Is Homemade Cranberry Sauce Really Worth It?

Elizabeth Gunnison

The fourth Thursday of November brings with it no shortage of specific food cravings. When else during the year do whole turkeys, stuffing, or yams with marshmallows make appearances at your dinner table? Add to that list cranberry sauce, without which no Thanksgiving spread is complete. And yet oddly, on a holiday that's all about home cooking, cranberry sauce is the only aspect of my Thanksgiving dinner that always comes from a can. What gives? We eat cranberry sauce but once a year, so why shouldn't it get the homemade treatment, too? We tested canned versus homemade jellied cranberry sauce to find out if the effort is really worth it.

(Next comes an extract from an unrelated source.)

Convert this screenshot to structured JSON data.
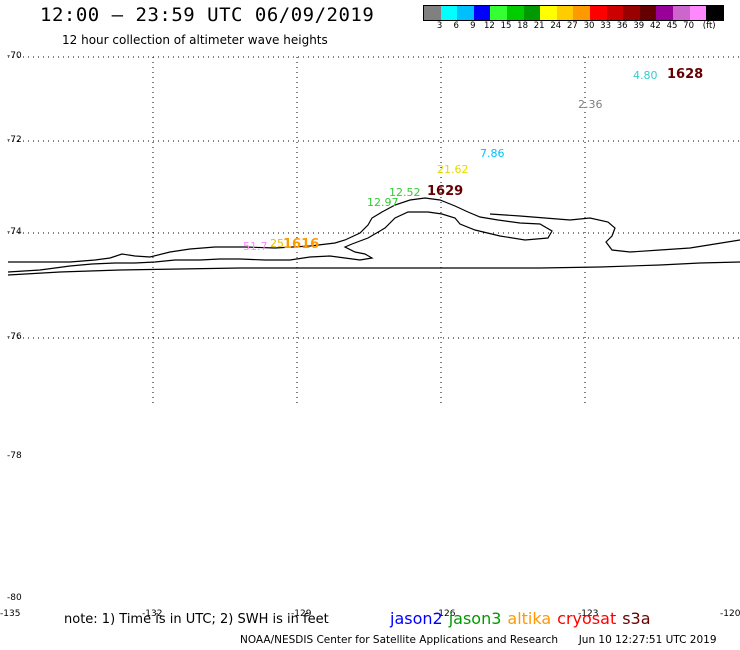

The Contenders: Ocean Spray Jellied Cranberry Sauce vs. Gourmet's Jellied Cranberry Sauce
Cranberries are one of the few fruits native to North America, and they've been part of the Thanksgiving tradition since the Pilgrims' first dinner. The sauce version came into cookbooks at least as early as 1840. There's a long historical precedent for pairing fruits with meat (think Duck a L'Orange, fish with lemon, pork and apples, lamb and apricots), but cranberry sauce is said to have first been served alongside Thanksgiving turkey by General Ulysses S. Grant during the siege of Petersburg in 1864. Cranberry sauce was first commercially canned in 1912. America never looked back.

Relative Costs:
Homemade is more than twice as expensive as store-bought. I paid $1.89 for a 1 1/2 cup can of cranberry sauce, or $1.26 per cup; Ingredients for 3 1/2 cups of homemade cranberry sauce came to $10.25, or $2.93 per cup.

Relative Healthfulness:
Slight edge to homemade. Ocean Spray's sauce is sweetened with high fructose corn syrup, whereas homemade uses cane sugar.

See more: 25 Ways to Use Sriracha

Time Commitment: I spent an hour making the homemade cranberry sauce. Prep for the store-bought one, for those unfamiliar, goes: open can, pour onto serving plate, eat.

Leftovers Potential:
Either of the sauces can be refrigerated for about two weeks. What The Testers Said First let me introduce our panel.

THE HEALTH NUT: A delicate eater, the health nut is calorie conscious but also likes to eat well

THE FOODIE: Calorie agnostic, our foodie judge has a sophisticated palate and a love of cooking

THE DUDE: Ambivalent toward food trends and health concerns, this guy just wants to be fed when he's hungry

THE KID: Between ages of 9 and 12 years old, not jaded, typically not into strong flavors

Testers sampled both cranberry sauces blind, and with turkey. Everyone found the biggest difference between the two to be texture; the homemade sauce had a distinct Jell-O springiness.

The Health Nut: Store-bought. "The homemade's flavor is a little more mild and the texture more gelatinous, which isn't what I'm looking for in a cranberry sauce."

|The Foodie: Store-bought. "How can you beat the tangy, sweet flavor of store-bought cranberry sauce? It's a holiday classic."

The Kid: Homemade. "It's just like Jell-O." The Dude: Store-bought. "Seeing that cylinder of cranberry sauce with the lines still on it from the can just makes me so happy."

The Verdict:
Fake It. Don't fix it if it ain't broke. Granted, the homemade recipe was jellied-not a relish or chutney that brings more complex flavor and texture to the jewel-red berry. But the truth is, jellied cranberry sauce out of the can is a Thanksgiving classic, with a tangy, fruity flavor and pleasing texture that seems to pair perfectly with rich holiday fare. Spending an hour of your precious Thanksgiving prep time making your own just isn't worth it.